Living in a Moroccan Medina

The Jemaa al-Casbah, the mosque in the Casbah, just uphill from my house, that broadcasts predawn sermons over a loudspeaker.
The Casbah mosque, just uphill from my house, broadcasts predawn sermons over a loudspeaker.

Hello again, Black Gate readers! You may have noticed that I dropped off the blog, and indeed the rest of the Internet, for all of October. You did notice, didn’t you? You didn’t? Well, I was gone. I spent the entire month on a writing retreat in Tangier, Morocco. I’ve written about visiting Tangier before on this blog, but this time I decided to dedicate a longer time in the city to some writing. My current project, The Last Hotel Room, is a novel set in contemporary Tangier, and I thought it a perfect opportunity to try out my own version of a writing retreat.

Through local contacts I was able to rent a house in the medina, the old historic quarter. My house was a traditional building of northern Morocco — two stories and a rooftop terrace surrounding an airshaft topped with glass. Sunlight and ventilation came courtesy of the airshaft, the only other windows being small ones in the downstairs kitchen and upstairs kitchenette. The interior was cleverly designed so that each room felt open to the sunlight from the airshaft while remaining out of view of the other rooms, providing openness and privacy at the same time.
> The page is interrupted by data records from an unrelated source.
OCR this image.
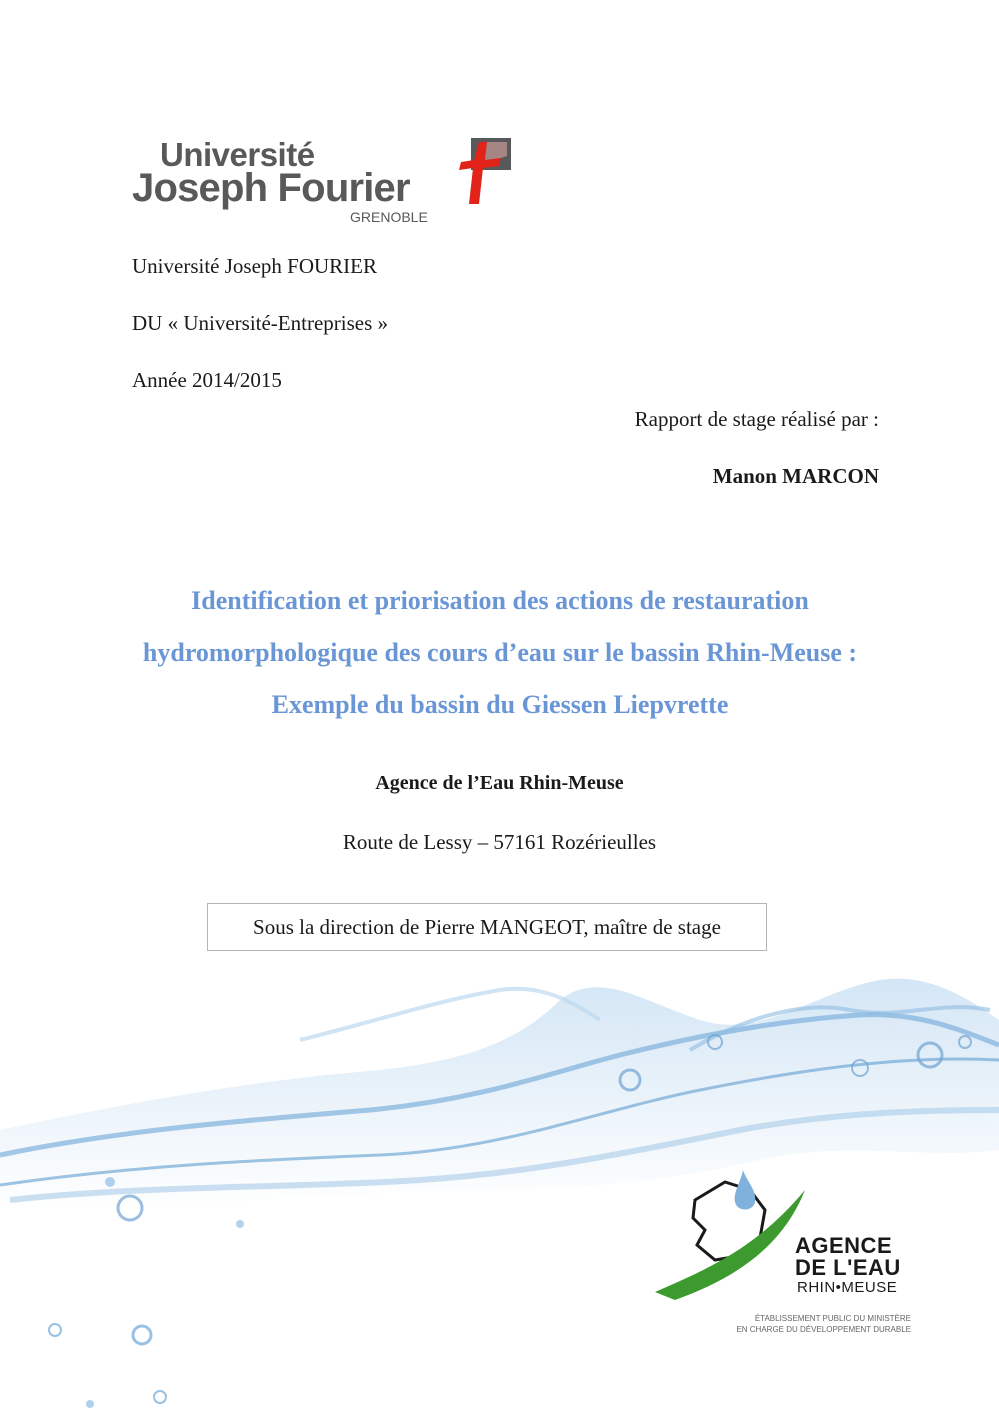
Université
Joseph Fourier
GRENOBLE
Université Joseph FOURIER
DU « Université-Entreprises »
Année 2014/2015
Rapport de stage réalisé par :
Manon MARCON
Identification et priorisation des actions de restauration hydromorphologique des cours d’eau sur le bassin Rhin-Meuse : Exemple du bassin du Giessen Liepvrette
Agence de l’Eau Rhin-Meuse
Route de Lessy – 57161 Rozérieulles
Sous la direction de Pierre MANGEOT, maître de stage
AGENCE
DE L'EAU
RHIN•MEUSE
ÉTABLISSEMENT PUBLIC DU MINISTÈRE
EN CHARGE DU DÉVELOPPEMENT DURABLE
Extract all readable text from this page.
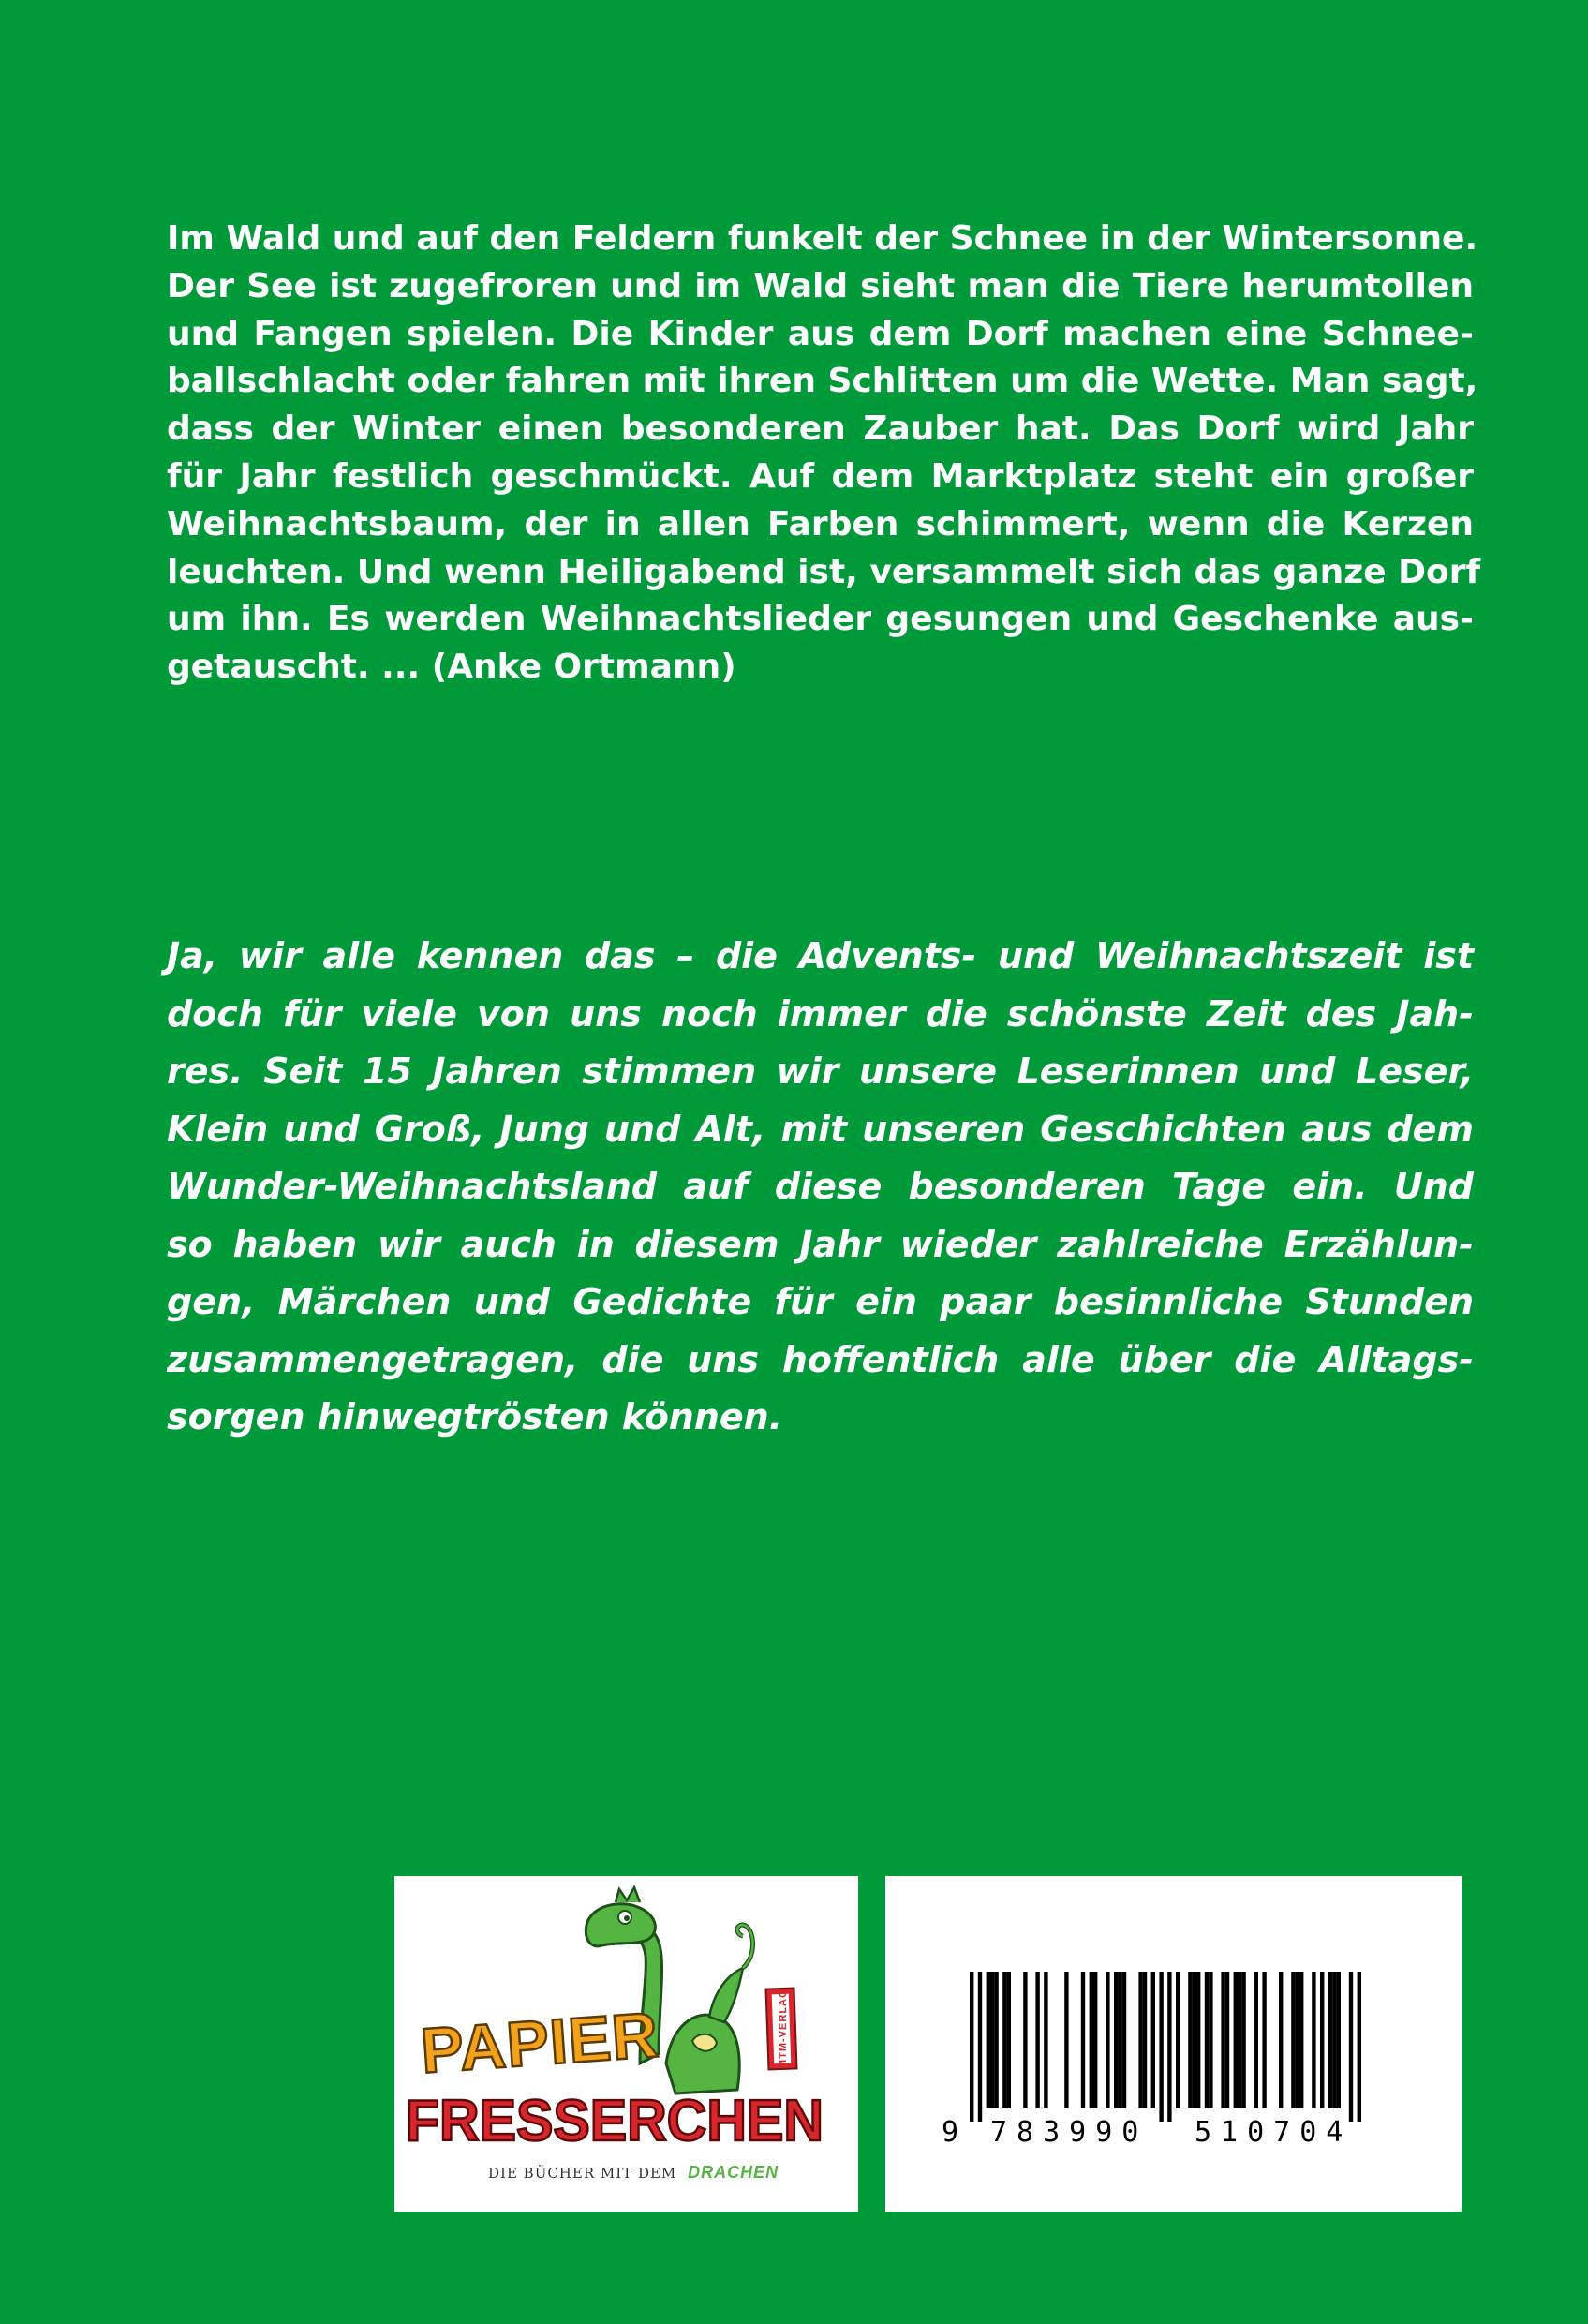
Im Wald und auf den Feldern funkelt der Schnee in der Wintersonne.
Der See ist zugefroren und im Wald sieht man die Tiere herumtollen
und Fangen spielen. Die Kinder aus dem Dorf machen eine Schnee-
ballschlacht oder fahren mit ihren Schlitten um die Wette. Man sagt,
dass der Winter einen besonderen Zauber hat. Das Dorf wird Jahr
für Jahr festlich geschmückt. Auf dem Marktplatz steht ein großer
Weihnachtsbaum, der in allen Farben schimmert, wenn die Kerzen
leuchten. Und wenn Heiligabend ist, versammelt sich das ganze Dorf
um ihn. Es werden Weihnachtslieder gesungen und Geschenke aus-
getauscht. ... (Anke Ortmann)
Ja, wir alle kennen das – die Advents- und Weihnachtszeit ist
doch für viele von uns noch immer die schönste Zeit des Jah-
res. Seit 15 Jahren stimmen wir unsere Leserinnen und Leser,
Klein und Groß, Jung und Alt, mit unseren Geschichten aus dem
Wunder-Weihnachtsland auf diese besonderen Tage ein. Und
so haben wir auch in diesem Jahr wieder zahlreiche Erzählun-
gen, Märchen und Gedichte für ein paar besinnliche Stunden
zusammengetragen, die uns hoffentlich alle über die Alltags-
sorgen hinwegtrösten können.
MTM-VERLAG
PAPIER
FRESSERCHEN
DIE BÜCHER MIT DEM DRACHEN
9 783990 510704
This sort of architecture has an unusual acoustic effect. Noises next door and on the street just outside sound like they’re coming from inside the house. Your neighbor’s door opening sounds like your door opening. It’s a bit weird at first, but it never makes you nervous because your house is a fort. Doors are made of metal and secured with heavy bolts. The airshaft has a cage-like barrier to keep people from dropping in unannounced. My two windows were both well above street level and protected with iron bars.